Clapton withdrew from the spotlight in the early seventies, wallowing in his addiction and then struggling to conquer it. Following the advice of the Who's Pete Townsend, he underwent a controversial but effective electro-acupuncture treatment and was fully rehabilitated. He rebounded creatively with a role in the film version of Townsend's rock opera, Tommy, and with a string of albums, including the reggae-influenced 461 Ocean Boulevard, which yielded a chart-topping single cover of Bob Marley's "I Shot the Sheriff." Some critics and fans were disappointed by Clapton's post-rehab efforts, feeling that he had abandoned his former guitar-heavy approach in favour of a more laid-back and vocal-conscious one.

"Just One Night", Clapton's 1980 live album, reminded fans just exactly who their guitar hero was, but unfortunately, this period marked Clapton's slide into a serious drinking problem that eventually hospitalized him for a time in 1981. He experienced a creative resurgence after overcoming his alcoholism, releasing a string of consistently successful albums - "Another Ticket" (1981), "Money and Cigarettes" (1983), "Behind the Sun" (1985), "August" (1986), "Journeyman" (1989) and turning his personal life around. Though some say Clapton never regained the musical heights of his heroin days, his legend nevertheless continued to grow. That he was a paragon of rock became more than apparent when Polygram released a rich four-CD retrospective of his career, "Crossroads", in 1988; the set scored Grammy awards for Best Historical Album and Best Liner Notes.
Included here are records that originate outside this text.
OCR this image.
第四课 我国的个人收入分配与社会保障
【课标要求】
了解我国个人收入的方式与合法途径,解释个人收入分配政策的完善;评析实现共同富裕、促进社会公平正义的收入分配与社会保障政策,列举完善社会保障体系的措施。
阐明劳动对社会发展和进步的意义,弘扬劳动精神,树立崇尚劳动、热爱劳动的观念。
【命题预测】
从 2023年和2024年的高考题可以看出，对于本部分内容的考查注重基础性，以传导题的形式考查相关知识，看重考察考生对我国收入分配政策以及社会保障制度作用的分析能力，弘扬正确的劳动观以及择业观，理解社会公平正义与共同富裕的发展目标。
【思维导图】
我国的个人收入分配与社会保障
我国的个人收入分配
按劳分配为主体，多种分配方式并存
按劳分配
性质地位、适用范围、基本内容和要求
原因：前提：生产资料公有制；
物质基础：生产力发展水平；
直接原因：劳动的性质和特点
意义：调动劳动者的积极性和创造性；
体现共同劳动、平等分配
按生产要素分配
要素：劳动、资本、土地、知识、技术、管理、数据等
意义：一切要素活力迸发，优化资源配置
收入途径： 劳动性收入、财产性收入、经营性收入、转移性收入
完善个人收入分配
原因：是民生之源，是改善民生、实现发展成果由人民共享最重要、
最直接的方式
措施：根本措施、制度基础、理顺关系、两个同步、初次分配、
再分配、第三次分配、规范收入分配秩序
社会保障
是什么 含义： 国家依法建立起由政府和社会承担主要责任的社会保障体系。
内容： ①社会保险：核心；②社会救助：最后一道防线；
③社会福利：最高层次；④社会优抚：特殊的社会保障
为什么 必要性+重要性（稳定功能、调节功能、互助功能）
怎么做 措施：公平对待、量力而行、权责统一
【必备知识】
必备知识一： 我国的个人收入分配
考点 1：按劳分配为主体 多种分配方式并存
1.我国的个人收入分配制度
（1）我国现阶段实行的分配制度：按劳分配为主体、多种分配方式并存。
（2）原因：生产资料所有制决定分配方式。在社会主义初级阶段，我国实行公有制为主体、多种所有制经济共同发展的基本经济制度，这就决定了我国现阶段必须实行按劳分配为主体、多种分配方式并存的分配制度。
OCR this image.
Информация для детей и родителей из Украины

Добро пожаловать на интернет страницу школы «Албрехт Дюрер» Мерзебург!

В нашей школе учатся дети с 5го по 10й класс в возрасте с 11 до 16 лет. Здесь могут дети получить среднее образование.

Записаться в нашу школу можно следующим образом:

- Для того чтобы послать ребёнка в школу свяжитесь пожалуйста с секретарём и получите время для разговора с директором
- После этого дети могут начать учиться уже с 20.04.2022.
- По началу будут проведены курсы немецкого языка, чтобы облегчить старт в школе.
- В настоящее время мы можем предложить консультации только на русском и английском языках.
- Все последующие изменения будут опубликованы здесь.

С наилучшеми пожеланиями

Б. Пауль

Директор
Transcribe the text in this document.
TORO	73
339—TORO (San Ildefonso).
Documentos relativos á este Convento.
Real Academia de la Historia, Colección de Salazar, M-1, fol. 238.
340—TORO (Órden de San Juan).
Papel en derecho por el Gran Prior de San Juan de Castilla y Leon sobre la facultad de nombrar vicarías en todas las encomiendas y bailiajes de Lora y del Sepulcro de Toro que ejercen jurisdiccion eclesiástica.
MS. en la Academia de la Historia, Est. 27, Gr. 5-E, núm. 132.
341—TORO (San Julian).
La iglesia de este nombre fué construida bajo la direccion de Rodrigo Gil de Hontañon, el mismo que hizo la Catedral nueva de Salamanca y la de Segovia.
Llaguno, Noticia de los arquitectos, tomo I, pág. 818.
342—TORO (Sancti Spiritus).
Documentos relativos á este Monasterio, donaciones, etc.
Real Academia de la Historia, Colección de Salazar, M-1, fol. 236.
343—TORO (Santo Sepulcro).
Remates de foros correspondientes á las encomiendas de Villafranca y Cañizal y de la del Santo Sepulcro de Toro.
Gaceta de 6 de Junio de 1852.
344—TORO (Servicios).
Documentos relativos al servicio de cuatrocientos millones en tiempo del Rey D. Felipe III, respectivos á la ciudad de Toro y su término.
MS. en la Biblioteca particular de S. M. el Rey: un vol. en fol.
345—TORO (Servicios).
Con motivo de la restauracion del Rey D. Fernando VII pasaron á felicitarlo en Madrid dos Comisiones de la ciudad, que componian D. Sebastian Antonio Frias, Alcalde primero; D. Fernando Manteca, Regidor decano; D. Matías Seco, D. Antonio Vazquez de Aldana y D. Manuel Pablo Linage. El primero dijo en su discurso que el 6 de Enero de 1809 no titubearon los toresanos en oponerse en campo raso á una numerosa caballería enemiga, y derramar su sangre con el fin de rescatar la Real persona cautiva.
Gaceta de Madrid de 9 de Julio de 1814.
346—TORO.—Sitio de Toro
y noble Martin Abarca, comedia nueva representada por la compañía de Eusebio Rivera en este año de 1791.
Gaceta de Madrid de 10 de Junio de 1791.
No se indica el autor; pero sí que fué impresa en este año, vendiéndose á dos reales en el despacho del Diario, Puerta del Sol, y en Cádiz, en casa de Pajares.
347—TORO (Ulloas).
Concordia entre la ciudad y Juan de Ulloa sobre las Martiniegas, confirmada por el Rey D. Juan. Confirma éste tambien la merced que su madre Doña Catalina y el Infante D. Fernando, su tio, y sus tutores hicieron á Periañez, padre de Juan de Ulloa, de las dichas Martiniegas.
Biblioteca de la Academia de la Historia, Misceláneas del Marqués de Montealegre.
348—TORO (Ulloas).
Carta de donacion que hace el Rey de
In late 1990, the fates delivered Clapton a terrible blow when guitarist Stevie Ray Vaughan and Clapton road crew members Colin Smythe and Nigel Browne - all close friends of Clapton's - were killed in a helicopter crash. A few months later, he was dealt another cruel blow when Conor, his son by Italian model Lori Del Santo, fell forty-nine stories from Del Santo's Manhattan high-rise apartment to his death. Clapton channelled his shattering grief into writing the heart-wrenching 1992 Grammy-winning tribute to his son, "Tears in Heaven." (Clapton received a total of six Grammys that year for the single and for the album "Unplugged".)

In 1994, he began once again to play traditional blues; the album, "From the Cradle", marked a return to raw blues standards and it hit with critics and fans. Clapton showed no signs of slowing down: in February of 1997 he picked up Record of the Year and Best Male Pop Vocal Performance Grammys for "Change the World," from the soundtrack of the John Travolta movie "Phenomenon". The year 2000 saw Clapton's "My Father's Eyes" climb the charts, to score another hit for the legendary guitarist.

In his 40-year-plus career, Eric Clapton has rolled up plenty of honors - numerous hits, 18 Grammys and becoming the first musician inducted three times into the Rock and Roll Hall of Fame.